What I am wondering is which method of repayment will be best?

I have an NS&I ISA of 3k (0.55% above base rate) and premium bonds of 5K (soon to be put elsewhere).

Should I just keep putting 6k into 2 x ISA's each year (partner also), save up cash this way, and pay a big wad off at the end of the 10year fixed term, in effect remortgaging then?

Or should I pay off the max amount I am allowed for any 1 year at the start (or end?) of the financial year, ie 5K now, and save up for next years payment via my ISA's or a high interest account?

Doing both of the above, ie maxing ISA's and overpayments will be too difficult I think.

Am I miles out in my thinking, is there a better way?

Thanks in advance.

Comments

  • Dithering_Dad
    Dithering_Dad Posts: 4,554 Forumite
    Mortgage-free Glee!
    As long as you can get better returns with your ISA than you're paying with your mortgage rate of 5.37 then it would make more financial sense to store your money away in the ISA. You'd also have the advantage of having a pool of ready cash in case of emergencies.

    However, if you're like me, you'll also love the sight of your mortgage slowly going down too. I'd probably end up doing both - 3k into a single cash ISA and 3k (plus any other cash I could find to try and make it up to the 5k max) into the mortgage. This provides the ISA emergency cash cushion but also lets you have the satisfaction of paying down your mortgage.

    You might lose a bit of interest by not putting the whole amount into 2 ISAs, but you may also gain because paying the 3k off on your mortgage may give you the incentive to try and find the other 2k a year to make up the full overpayment allowance. This can be done by using the many MSE tips such as credit card stooging, reducing your utility bills, pigsback, mortgage pigs, etc, etc.
    Mortgage Free in 3 Years (Apr 2007 / Currently / Δ Difference)
    [strike]● Interest Only Pt: £36,924.12 / £ - - - - 1.00 / Δ £36,923.12[/strike] - Paid off! Yay!! :)
    ● Home Extension: £48,468.07 / £44,435.42 / Δ £4032.65
    ● Repayment Part: £64,331.11 / £59,877.15 / Δ £4453.96
    Total Mortgage Debt: £149,723.30 / £104,313.57 / Δ £45,409.73
  • I recently remortgaged with Woolwich/Barclays and luckily came into some extra money. So I paid it off my mortgage as an overpayment equivalent to the maximum overpayment I'm allowed to make this year. I think it was 5%.

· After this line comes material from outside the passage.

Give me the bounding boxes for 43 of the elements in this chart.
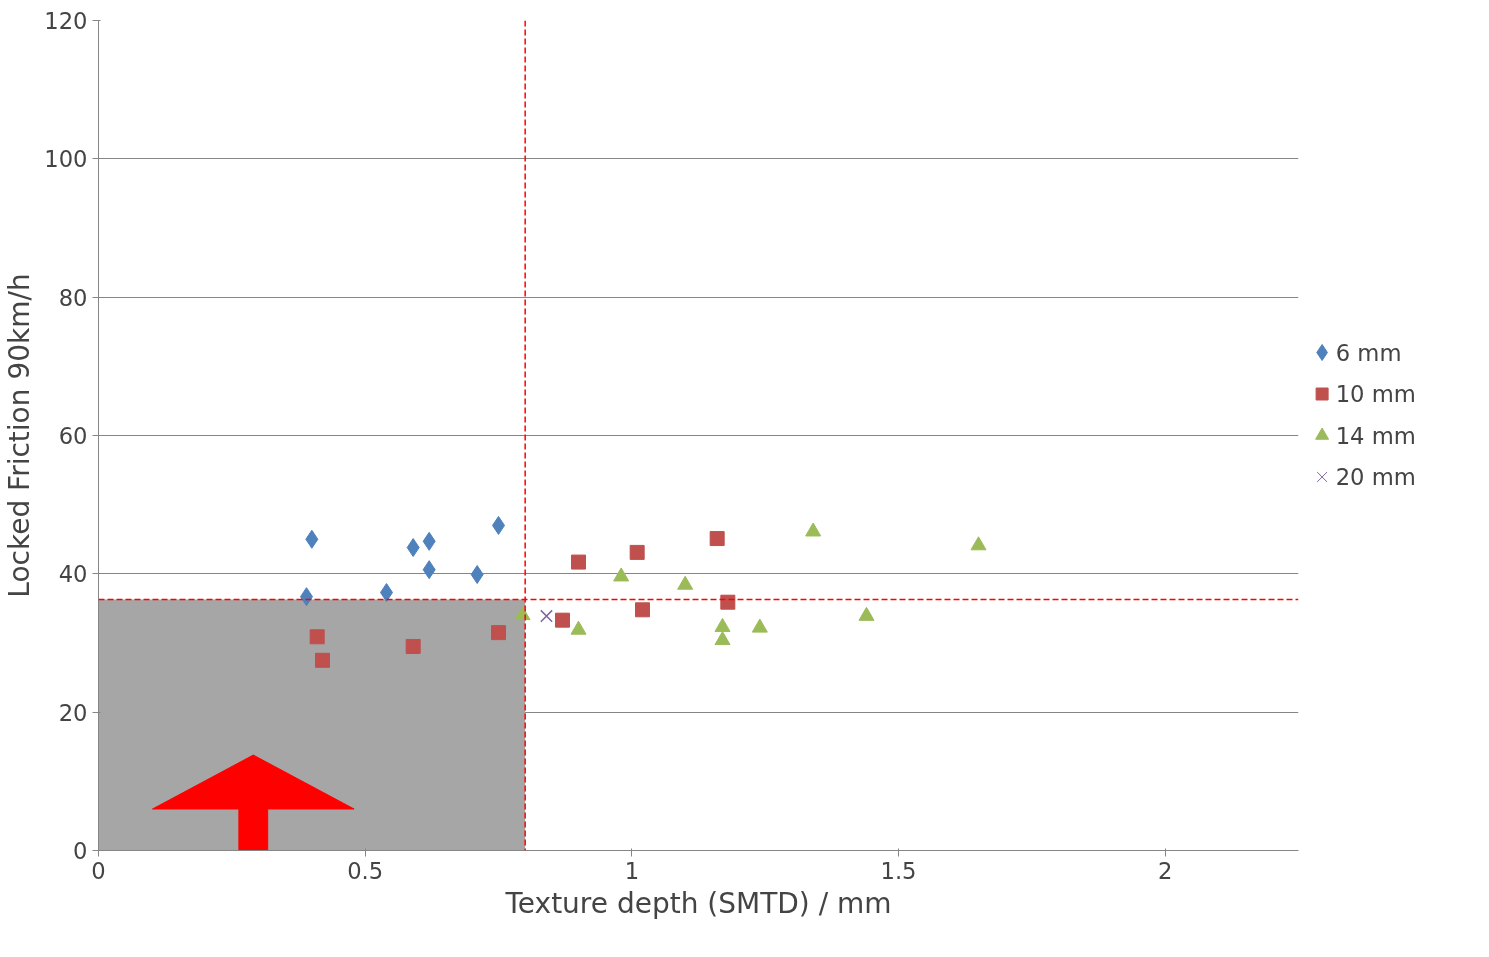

    But my payments have remained the same? Does that mean that my term is decreased? I wouldn't mind this but what worries me is that my mortgage will be paid off at the end of the fixed rate period and if I pay it off before I have to pay a fee. :eek:Anyone have any experience with this mortgage and overpayments? I think I better not make anymore overpayments.

    Cheers!
  • setmefree2
    setmefree2 Posts: 9,072 Forumite
    Mortgage-free Glee!
    Hi

    Do you have an aim? Do you want to be mortgage free so you can get another mortgage and move up the property ladder, for example? or do you just want to be in a good finanical position?

    The Mortgage vs ISA dilema is not just a staright comparison of rates as an ISA will deliver tax gains forever. So an ISA pot of say £70k will produce a tax free income of say £3500 in old age, equivalent to £4666 worth of pension (as this is taxable.) So the earlier you start your ISA saving the bigger your tax free stream of income will be in old age. Attention should be paid to ISA's so you don't find yourself with excess money that you can't protect from future tax.

    However, looking at an ISA in this way is effectively saying goodbye to the money, much as you do with a pension. So it does depend on what you are trying to do, I think. Indeed, many seem to be highly motivated to pay off "debt" and therefore ultimately maybe better off in the long run.

    I am no expert - just thought I'd give you another angle to think about. Sure others will be along to give you more to think about.

    Good Luck
  • I recently remortgaged with Woolwich/Barclays and luckily came into some extra money. So I paid it off my mortgage as an overpayment equivalent to the maximum overpayment I'm allowed to make this year. I think it was 5%.

    But my payments have remained the same? Does that mean that my term is decreased? I wouldn't mind this but what worries me is that my mortgage will be paid off at the end of the fixed rate period and if I pay it off before I have to pay a fee. :eek:Anyone have any experience with this mortgage and overpayments? I think I better not make anymore overpayments.

    I have a Woolwich trasker mortgage and they only recalculate the regular payment at the annual mortgage statement time (or for me, being on a tracker, when the interest rate changes - won't apply to you with your fix) so you are in effect overpaying by a bit each month, as your minimum payment would be less if they'd realculated straight away, butyou're still paying the older higher amount.

    But they will recalculate at your annual mortgage statement time, working out what you would need to pay to have the mortgage settled by the end of your original agreed term - so you needn't worry that it'll 'run out' before then. I guess the only possibility you could pay it off very early is if the term of the mortgage (as well as the period of the fix) was close to ten years when you took it out. If you're really worried, give them a call to check, but 5% per year on a reducing balance basis - with interest only you would only be able to pay off about 40% of the total by maxing overpayments in each of the ten years.